Dort war mit Arne Friedrich ein gelernter Innenverteidiger gegen Cristiano Ronaldo gestellt, zudem war Bastian Schweinsteiger (nach seiner Rot-Sperre zurück) sehr fleißig im Rückwärtsgang. Er neutralisierte Paulo Ferreira, Rolfes und Hitzlsperger stellten die Passwege auf Ronaldo zu, und der Star von Manchester United war de facto aus dem Spiel.

Anders sah das auf der linken Abwehrseite aus. Lukas Podolski verrichtete längst nicht so viel Defensiv-Arbeit wie Scherinsteiger, wodurch Bosingwa ziemlich freie Bahn hatte und er gemeinsam mit Simão Überzahl-Situationen gegen Lahm herstellen konnte. Dor mit der Hilfe aus dem defensiven Mittelfeld und von Metzelder, die gemeinsam mit Lahm den portugiesischen Flügelspieler in dessen Ballbesitz konsequent nach außen drängten, wurde die Situation zumindest kaum einmal wirklich heiß.

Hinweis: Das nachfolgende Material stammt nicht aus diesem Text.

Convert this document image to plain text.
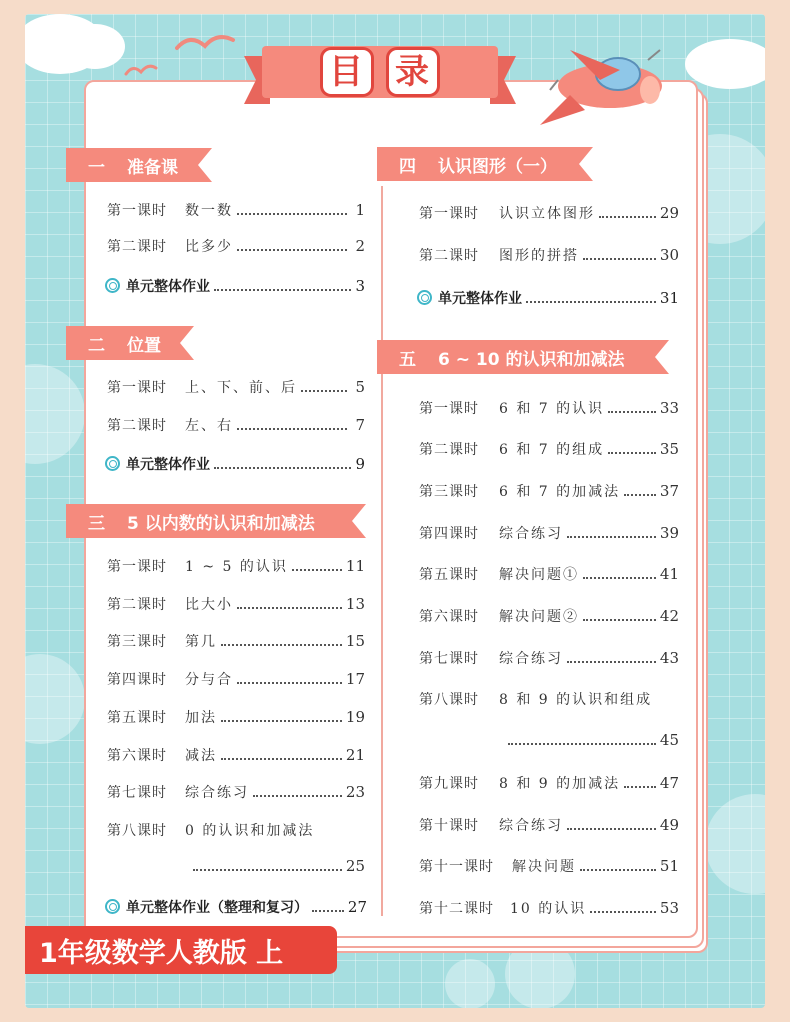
目 录
一 准备课
第一课时 数一数	1
第二课时 比多少	2
单元整体作业	3
二 位置
第一课时 上、下、前、后	5
第二课时 左、右	7
单元整体作业	9
三 5 以内数的认识和加减法
第一课时 1 ~ 5 的认识	11
第二课时 比大小	13
第三课时 第几	15
第四课时 分与合	17
第五课时 加法	19
第六课时 减法	21
第七课时 综合练习	23
第八课时 0 的认识和加减法
25
单元整体作业（整理和复习）	27
四 认识图形（一）
第一课时 认识立体图形	29
第二课时 图形的拼搭	30
单元整体作业	31
五 6 ~ 10 的认识和加减法
第一课时 6 和 7 的认识	33
第二课时 6 和 7 的组成	35
第三课时 6 和 7 的加减法	37
第四课时 综合练习	39
第五课时 解决问题①	41
第六课时 解决问题②	42
第七课时 综合练习	43
第八课时 8 和 9 的认识和组成
45
第九课时 8 和 9 的加减法	47
第十课时 综合练习	49
第十一课时 解决问题	51
第十二课时 10 的认识	53
1年级数学人教版 上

Natürlich: Sehr viel Kreatives hatten die Deutschen, bei aller Kontrolle, die sie ausübten, auch nicht anzubieten. Das 1:0 nach rund zwanzig Minuten – Flankenlauf Podolski, Pass zur Mitte, Tor Schweinsteiger – war das absolute Highlight. Kurz darauf versenkte Klose einen Freistoß per Kopf, Deutschland führte 2:0, und Portugal hatte ein Problem. Scolari brachte nun Meireles statt Moutinho, somit etwas mehr Kampfkraft ins Mittelfeld. Aber letztlich war es Podolski, der den Portugiesen das Anschlusstor ermöglichte. Eine Schlafmützigkeit von ihm beim Umschalten nach Ballverlust, und der portugiesische Konter hatte Platz ohne Ende. Nuno Gomes staubte letztlich ab.

Eine Situation, die einen schon wundern lässt, warum Scolari nicht Cristiano Ronaldo die Seiten tauschen ließ, schließlich hätte er gegen den inkonsequente Podolski deutlich mehr Freiräume gehabt als gegen den sehr disziplinierten Schweinsteiger. Stattdessen ging Ronaldo nach dem Seitenwechsel weg vom Flügel ins Halbfeld, um zwischen den Linien für Betrieb zu sorgen, Friedrich womöglich aus der Position zu ziehen und Paulo Ferreira so den Weg aufzumachen. Aber wenn notwendig, stand ihm sofort wieder ein Deutscher auf den Füßen, und als Ballack (erneut nach einem Standard) nach einer Stunde auf 3:1 erhöhte, war für Scolari die Zeit zum Umstellen gekommen.

Er brachte Nani statt Sechser Petit und spielte nun in einem 4-1-3-2; mit Ronaldo und Nuno Gomes (später Postiga) vorne, Nani rechts und Simão links, dahinter Deco als Zehner und Meireles als Absicherung. Vor allem Nani brachte viel Schwung, weil nun ein Spieler gegen Podolski agierte, der dessen defensiver Nachlässigkeiten besser anbohrte als Simão davor. Die Portugiesen setzten sich stark in der gegnerischen Hälfte fest, während Hansi Flick mit seinen Wechseln Sicherheit reinbringen wollte – Fritz für Schweinsteiger, später Jansen für Klose auf die linke Seite.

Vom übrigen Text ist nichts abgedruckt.